Pada saat yang sama, negara memastikan bahwa seluruh kebutuhan dasar rakyat terpenuhi; mulai dari makanan, tempat tinggal hingga pemulihan fasilitas umum seperti jalan, jembatan, listrik dan air bersih. Dengan mekanisme ini, Khilafah mampu memberikan respon cepat, terstandar dan berkeadilan. Dengan itu masyarakat dapat segera bangkit kembali pasca bencana.
Cara pandang yang dibentuk oleh Islam dalam bernegara adalah ri’âyah syu’ûn al-ummah, yaitu mengurus dan mengatur urusan rakyat dengan penuh amanah. Negara dalam pandangan Islam bukanlah alat kekuasaan, melainkan institusi yang diwajibkan syariah untuk menjaga kemaslahatan manusia.
Allah ﷻ menegaskan kewajiban pemimpin untuk menegakkan keadilan dan amanah:
إِنَّ ٱللَّهَ يَأۡمُرُكُمۡ أَن تُؤَدُّواْ ٱلۡأَمَٰنَٰتِ إِلَىٰٓ أَهۡلِهَا وَإِذَا حَكَمۡتُم بَيۡنَ ٱلنَّاسِ أَن تَحۡكُمُواْ بِٱلۡعَدۡلِۚ إِنَّ ٱللَّهَ نِعِمَّا يَعِظُكُم بِهِۦٓۗ إِنَّ ٱللَّهَ كَانَ سَمِيعَۢا بَصِيرا
"Sesungguhnya Allah menyuruh kalian agar menyerahkan amanah kepada yang berhak menerima amanah itu. Jika kalian menetapkan hukum di antara manusia hendaknya kalian menetapkan hukum itu dengan adil" (QS. an-Nisa’ [4]: 58).
Kepemimpinan dalam Islam dipahami sebagai tanggung jawab berat, bukan privilege politik. Rasulullah ﷺ bersabda:
الإِمَامُ رَاعٍ وَهُوَ مَسْؤُولٌ عَنْ رَعِيَّتِهِ
"Imam (kepala negara) adalah pengurus rakyat dan ia akan dimintai pertanggungjawaban atas rakyatnya" (HR. al-Bukhari dan Muslim).
Hadis ini menegaskan konsep ri’âyah, yakni pemimpin harus berada di garda depan dalam melayani dan melindungi rakyat serta menghadirkan keamanan dan menjamin pemenuhan kebutuhan mereka.
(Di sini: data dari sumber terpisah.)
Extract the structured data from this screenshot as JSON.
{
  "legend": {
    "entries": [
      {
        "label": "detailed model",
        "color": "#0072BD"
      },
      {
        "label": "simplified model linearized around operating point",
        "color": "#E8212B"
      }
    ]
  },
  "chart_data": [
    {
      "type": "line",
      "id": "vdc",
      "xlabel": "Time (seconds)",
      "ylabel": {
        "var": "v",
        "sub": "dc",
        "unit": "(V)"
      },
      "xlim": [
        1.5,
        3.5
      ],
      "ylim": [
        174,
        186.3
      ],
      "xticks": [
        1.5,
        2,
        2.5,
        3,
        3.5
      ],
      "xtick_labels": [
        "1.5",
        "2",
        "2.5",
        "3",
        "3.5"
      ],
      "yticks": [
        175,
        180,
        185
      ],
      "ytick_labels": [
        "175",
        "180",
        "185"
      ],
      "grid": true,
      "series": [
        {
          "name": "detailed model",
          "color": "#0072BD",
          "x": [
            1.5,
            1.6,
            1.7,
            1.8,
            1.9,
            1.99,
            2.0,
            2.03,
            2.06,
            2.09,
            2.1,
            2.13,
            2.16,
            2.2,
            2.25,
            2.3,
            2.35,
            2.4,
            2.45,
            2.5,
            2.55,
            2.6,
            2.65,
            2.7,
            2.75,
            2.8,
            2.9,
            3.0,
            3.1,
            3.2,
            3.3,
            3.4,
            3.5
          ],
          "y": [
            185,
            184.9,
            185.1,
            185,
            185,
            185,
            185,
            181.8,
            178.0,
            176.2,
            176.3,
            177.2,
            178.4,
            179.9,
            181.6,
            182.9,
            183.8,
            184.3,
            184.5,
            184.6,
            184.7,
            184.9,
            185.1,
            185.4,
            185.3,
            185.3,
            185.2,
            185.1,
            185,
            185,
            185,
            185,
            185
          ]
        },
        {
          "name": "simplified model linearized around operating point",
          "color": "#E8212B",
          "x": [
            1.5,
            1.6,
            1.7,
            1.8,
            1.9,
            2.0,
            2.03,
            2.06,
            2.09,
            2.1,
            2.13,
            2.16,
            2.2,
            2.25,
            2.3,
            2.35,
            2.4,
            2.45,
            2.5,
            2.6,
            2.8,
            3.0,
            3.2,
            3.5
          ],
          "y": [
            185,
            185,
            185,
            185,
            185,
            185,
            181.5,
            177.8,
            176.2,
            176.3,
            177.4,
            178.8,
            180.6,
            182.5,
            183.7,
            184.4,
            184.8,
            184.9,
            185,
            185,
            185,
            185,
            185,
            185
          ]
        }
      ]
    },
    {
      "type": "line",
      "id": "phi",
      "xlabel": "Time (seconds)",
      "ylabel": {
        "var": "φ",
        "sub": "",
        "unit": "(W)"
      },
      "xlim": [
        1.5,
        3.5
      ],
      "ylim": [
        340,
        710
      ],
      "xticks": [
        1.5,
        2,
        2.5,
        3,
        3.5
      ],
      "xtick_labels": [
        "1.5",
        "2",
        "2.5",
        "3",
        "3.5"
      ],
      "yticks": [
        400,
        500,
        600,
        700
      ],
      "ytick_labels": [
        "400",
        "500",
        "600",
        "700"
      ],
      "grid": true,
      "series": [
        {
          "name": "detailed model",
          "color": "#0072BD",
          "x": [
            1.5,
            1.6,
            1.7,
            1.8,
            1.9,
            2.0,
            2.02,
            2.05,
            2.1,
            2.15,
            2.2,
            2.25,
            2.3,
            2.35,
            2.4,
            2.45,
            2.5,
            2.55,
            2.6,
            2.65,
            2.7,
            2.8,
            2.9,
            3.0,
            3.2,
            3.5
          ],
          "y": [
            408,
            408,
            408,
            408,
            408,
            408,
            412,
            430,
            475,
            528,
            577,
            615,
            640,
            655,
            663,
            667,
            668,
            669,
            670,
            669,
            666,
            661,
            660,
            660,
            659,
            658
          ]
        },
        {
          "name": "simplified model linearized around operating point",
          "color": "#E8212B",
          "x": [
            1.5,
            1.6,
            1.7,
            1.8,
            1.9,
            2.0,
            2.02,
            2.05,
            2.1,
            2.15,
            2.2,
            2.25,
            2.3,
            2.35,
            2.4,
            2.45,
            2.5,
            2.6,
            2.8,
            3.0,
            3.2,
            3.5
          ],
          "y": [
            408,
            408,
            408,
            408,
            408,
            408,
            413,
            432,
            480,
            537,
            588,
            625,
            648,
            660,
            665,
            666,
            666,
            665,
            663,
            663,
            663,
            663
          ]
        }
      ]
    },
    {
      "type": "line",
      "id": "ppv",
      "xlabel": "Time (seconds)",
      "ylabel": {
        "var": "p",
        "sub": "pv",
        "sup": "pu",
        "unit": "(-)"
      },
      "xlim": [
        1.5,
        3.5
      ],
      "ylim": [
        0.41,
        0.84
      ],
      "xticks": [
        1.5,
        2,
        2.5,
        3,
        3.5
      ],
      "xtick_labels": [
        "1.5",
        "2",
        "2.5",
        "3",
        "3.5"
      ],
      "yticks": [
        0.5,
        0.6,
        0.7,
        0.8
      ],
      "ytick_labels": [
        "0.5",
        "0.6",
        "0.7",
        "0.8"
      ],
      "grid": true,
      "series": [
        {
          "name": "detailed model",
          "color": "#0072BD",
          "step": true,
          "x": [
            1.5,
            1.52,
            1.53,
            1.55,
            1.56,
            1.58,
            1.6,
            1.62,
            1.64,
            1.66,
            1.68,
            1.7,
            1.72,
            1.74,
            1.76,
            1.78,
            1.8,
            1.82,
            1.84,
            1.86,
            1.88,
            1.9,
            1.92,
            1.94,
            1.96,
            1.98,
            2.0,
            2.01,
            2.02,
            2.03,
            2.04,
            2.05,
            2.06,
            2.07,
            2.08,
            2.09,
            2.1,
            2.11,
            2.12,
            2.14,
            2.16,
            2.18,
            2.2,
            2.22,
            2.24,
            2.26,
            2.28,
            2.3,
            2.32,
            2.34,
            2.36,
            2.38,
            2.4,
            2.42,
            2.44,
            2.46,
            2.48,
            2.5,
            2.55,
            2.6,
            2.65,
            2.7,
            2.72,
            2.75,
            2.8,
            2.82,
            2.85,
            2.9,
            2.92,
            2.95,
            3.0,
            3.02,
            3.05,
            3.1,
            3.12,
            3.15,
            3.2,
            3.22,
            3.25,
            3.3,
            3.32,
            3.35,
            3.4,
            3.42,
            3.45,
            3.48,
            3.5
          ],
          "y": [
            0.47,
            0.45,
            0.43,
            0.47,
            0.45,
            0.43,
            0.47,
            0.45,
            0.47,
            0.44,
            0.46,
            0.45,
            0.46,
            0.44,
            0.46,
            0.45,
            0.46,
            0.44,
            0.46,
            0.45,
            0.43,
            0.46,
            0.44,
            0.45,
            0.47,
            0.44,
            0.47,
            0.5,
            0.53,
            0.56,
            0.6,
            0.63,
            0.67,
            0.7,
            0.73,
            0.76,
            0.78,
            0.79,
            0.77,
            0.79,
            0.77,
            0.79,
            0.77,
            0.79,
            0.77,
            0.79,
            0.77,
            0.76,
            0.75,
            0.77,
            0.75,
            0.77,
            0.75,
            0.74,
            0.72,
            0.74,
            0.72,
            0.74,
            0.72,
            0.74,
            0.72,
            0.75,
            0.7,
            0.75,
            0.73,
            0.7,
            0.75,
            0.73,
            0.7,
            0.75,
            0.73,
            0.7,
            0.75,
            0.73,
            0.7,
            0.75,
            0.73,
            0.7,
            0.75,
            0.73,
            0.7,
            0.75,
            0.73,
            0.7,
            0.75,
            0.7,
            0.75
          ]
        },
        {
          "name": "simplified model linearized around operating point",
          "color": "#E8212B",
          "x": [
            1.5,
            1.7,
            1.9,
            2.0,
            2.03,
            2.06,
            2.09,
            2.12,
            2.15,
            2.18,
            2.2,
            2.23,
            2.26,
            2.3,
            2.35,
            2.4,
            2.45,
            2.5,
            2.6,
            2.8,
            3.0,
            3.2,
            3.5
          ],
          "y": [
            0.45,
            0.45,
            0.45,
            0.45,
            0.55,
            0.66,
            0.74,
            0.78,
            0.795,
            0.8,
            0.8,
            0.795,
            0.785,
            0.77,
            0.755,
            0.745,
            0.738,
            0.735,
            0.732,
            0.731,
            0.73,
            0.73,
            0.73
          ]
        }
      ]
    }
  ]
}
Dengan demikian arah kepemimpinan ditentukan oleh tuntunan syariah, bukan oleh kepentingan kelompok atau kekuatan oligarki. Hanya syariah Islamlah yang menetapkan mekanisme yang adil dalam mengatur kehidupan, termasuk dalam menghadapi bencana. Allah ﷻ berfirman:
أَفَحُكۡمَ ٱلۡجَٰهِلِيَّةِ يَبۡغُونَۚ وَمَنۡ أَحۡسَنُ مِنَ ٱللَّهِ حُكۡمًا لِّقَوۡمٍ يُوقِنُونَ
"Apakah hukum jahiliah yang mereka kehendaki? Sistem hukum siapakah yang lebih baik daripada hukum Allah bagi kaum yang yakin?" (QS. al-Maidah [5]: 50).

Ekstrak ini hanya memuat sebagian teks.